The first number, "This Side of the Tracks," introduces us to the characters and the mobile home milieux brightly represented by Doug Ham's trash-chic set. You could think of The Girls as a sort of Greek chorus, commenting on the action in songs and hilarious, low-life repartee as the love-triangle story unfolds. They sing, dance, shoot naughty zingers and break the fourth wall so often it's obliterated.
What story there is goes like this: Norbert wants Jeannie to come out of the trailer for the couple's 20th anniversary to do something classy, like go to the Ice Capades. But for Jeannie, who hasn't ventured out since the couple's baby was kidnapped as an infant, reality is limited to Oprah and the world of daytime TV. Enter Pippi, fleeing ex-boyfriend Duke (J.R. Storment), and cue the cheatin' songs.
"Ah'm havin' a bad decade," Pippi says.
She picks up on Norbert as fast as Britney Spears checking in and out of rehab, creating the classic triangle of country song. Truth to tell, she's not getting any younger, and she's tired.
"Strippin's like an all-you-can-eat waffle bar," she says. "You have to know when to walk away."
Will Norbert fall for Pippi? Will Jeannie take him back? What will become of The Girls' hair when they swap redneck jeans and shorts for polyester for a cheesy, '70s disco number? Should Storment have a mullet? And is that pregnancy really hysterical?
TGATPM is mostly about the music, but it's also filled with lines like "I feel a dream sequence comin' on," "Sniffin' is a gateway to huffin'," and "Knick-knacks is what makes a trailer a home."
Musical highlights include "Storm's a Brewin'," the big disco number, "Flushed Down the Pipes," in which The Girls and Jeannie dance with toilet plungers, and the big finale, "Make Like a Nail" (and press on). The Girls belt out tight harmonies that sound more like The Andrew Sisters or The Chenilles than country singers, and boy howdy, can they sing.
When Duke finally enters, on Pippi's trail, in a rave-up number called "Road Kill," he has an automatic in his jeans and his drug of choice (magic markers; happiness is scoring your drugs at Costco) close at hand. There's a surprise you may see coming. But characterization is minimal, and these tissue-thin characters play to familiar stereotypes.

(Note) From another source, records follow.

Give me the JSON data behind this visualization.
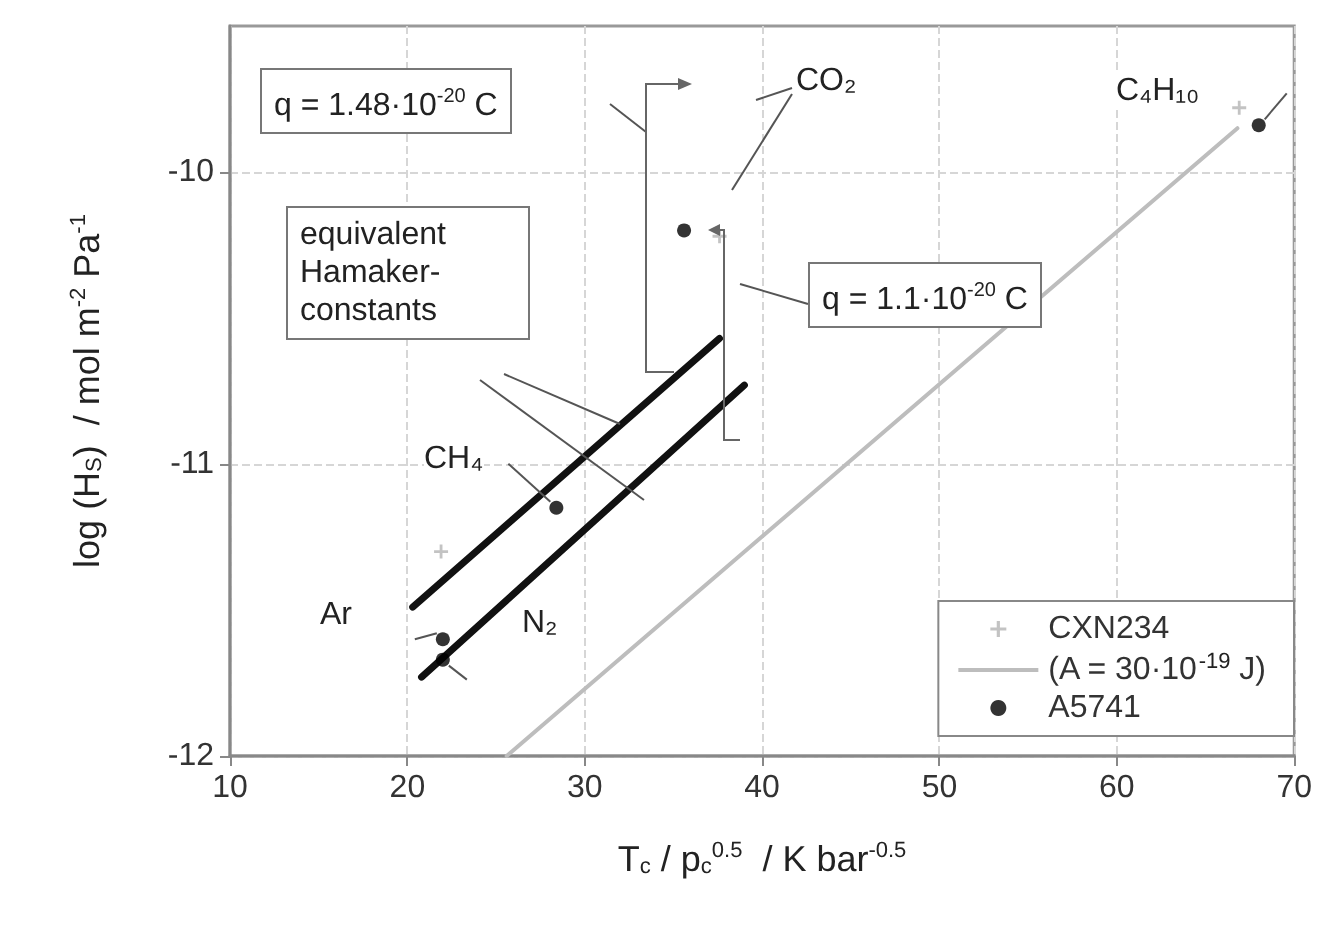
{
  "chart_data": {
    "type": "scatter",
    "xlabel": "T$_{c}$ / p$_{c}$$^{0.5}$  / K bar$^{-0.5}$",
    "ylabel": "log (H$_{S}$)  / mol m$^{-2}$ Pa$^{-1}$",
    "xlim": [
      10,
      70
    ],
    "xticks": [
      10,
      20,
      30,
      40,
      50,
      60,
      70
    ],
    "ylim": [
      -12,
      -9.5
    ],
    "yticks": [
      -12,
      -11,
      -10
    ],
    "grid": true,
    "legend": "bottom right",
    "series": [
      {
        "name": "CXN234",
        "marker": "cross",
        "color": "#b4b4b4",
        "x": [
          21.9,
          37.6,
          66.9
        ],
        "values": [
          -11.3,
          -10.22,
          -9.78
        ]
      },
      {
        "name": "(A = 30·10$^{-19}$ J)",
        "type": "line",
        "marker": "none",
        "color": "#bdbdbd",
        "x": [
          25.6,
          66.8
        ],
        "values": [
          -12,
          -9.85
        ]
      },
      {
        "name": "A5741",
        "marker": "circle",
        "color": "#000000",
        "x": [
          22,
          22,
          28.4,
          35.6,
          68
        ],
        "values": [
          -11.6,
          -11.67,
          -11.15,
          -10.2,
          -9.84
        ]
      },
      {
        "type": "line",
        "marker": "none",
        "color": "#111111",
        "x": [
          20.3,
          37.6
        ],
        "values": [
          -11.49,
          -10.57
        ]
      },
      {
        "type": "line",
        "marker": "none",
        "color": "#111111",
        "x": [
          20.8,
          39.0
        ],
        "values": [
          -11.73,
          -10.73
        ]
      }
    ],
    "annotations": [
      "q = 1.48·10$^{-20}$ C",
      "equivalent Hamaker-constants",
      "q = 1.1·10$^{-20}$ C",
      "CO₂",
      {
        "text": "CH₄",
        "x": 28.4,
        "y": -11.15
      },
      {
        "text": "Ar",
        "x": 22,
        "y": -11.6
      },
      {
        "text": "N₂",
        "x": 22,
        "y": -11.67
      },
      {
        "text": "C₄H₁₀",
        "x": 68,
        "y": -9.84
      }
    ]
  }
}
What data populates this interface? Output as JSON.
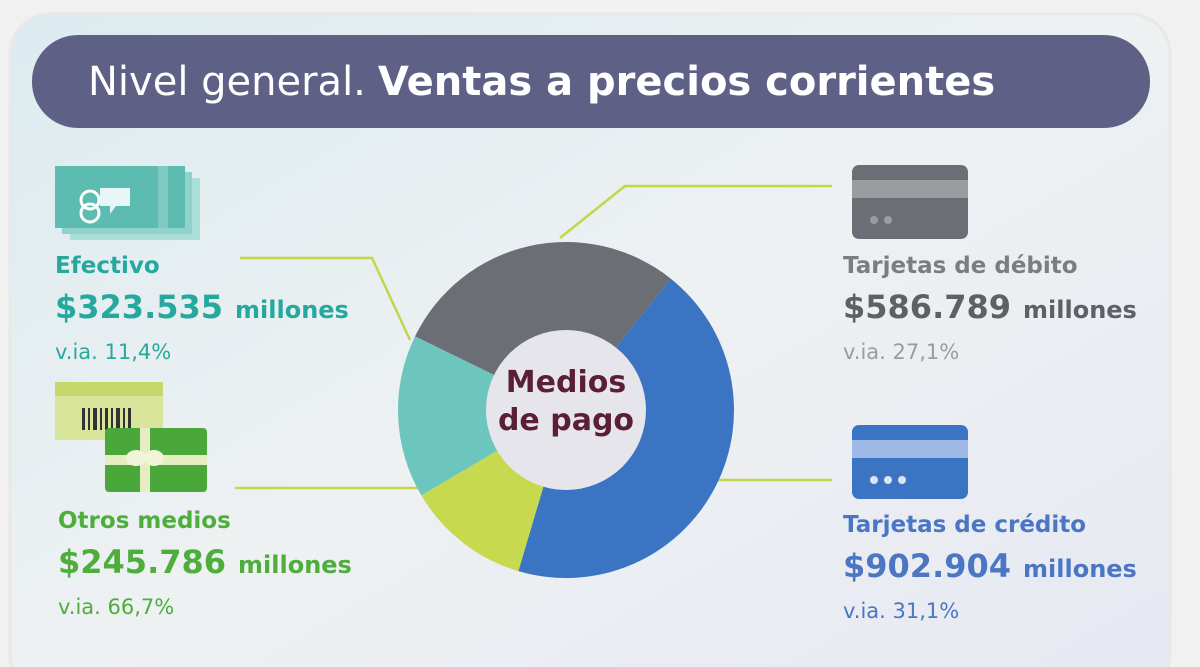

Entertainment based on such a treatment of working-class African-American stereotypes, say, or Hispanic stereotypes, would be pretty much unthinkable. I found myself wondering if white trailer-trash humor is OK. Best answer: It's affectionate, not mean. Still, that's what the creators of "Amos 'n' Andy" said.
Is TGATPM humor by and for people who shop at Macy's and about people who shop at Wal-Mart? I worried about this for 30 seconds or so until I got to laughing too hard.
The singing and dancing are sharp and effective, with a live band (piano, drums, guitars, bass) offstage. The show will play at OSW in Ashland through April 20, then move to the Cascade Theatre in Redding, Calif., for performances May 8, 9 and 10.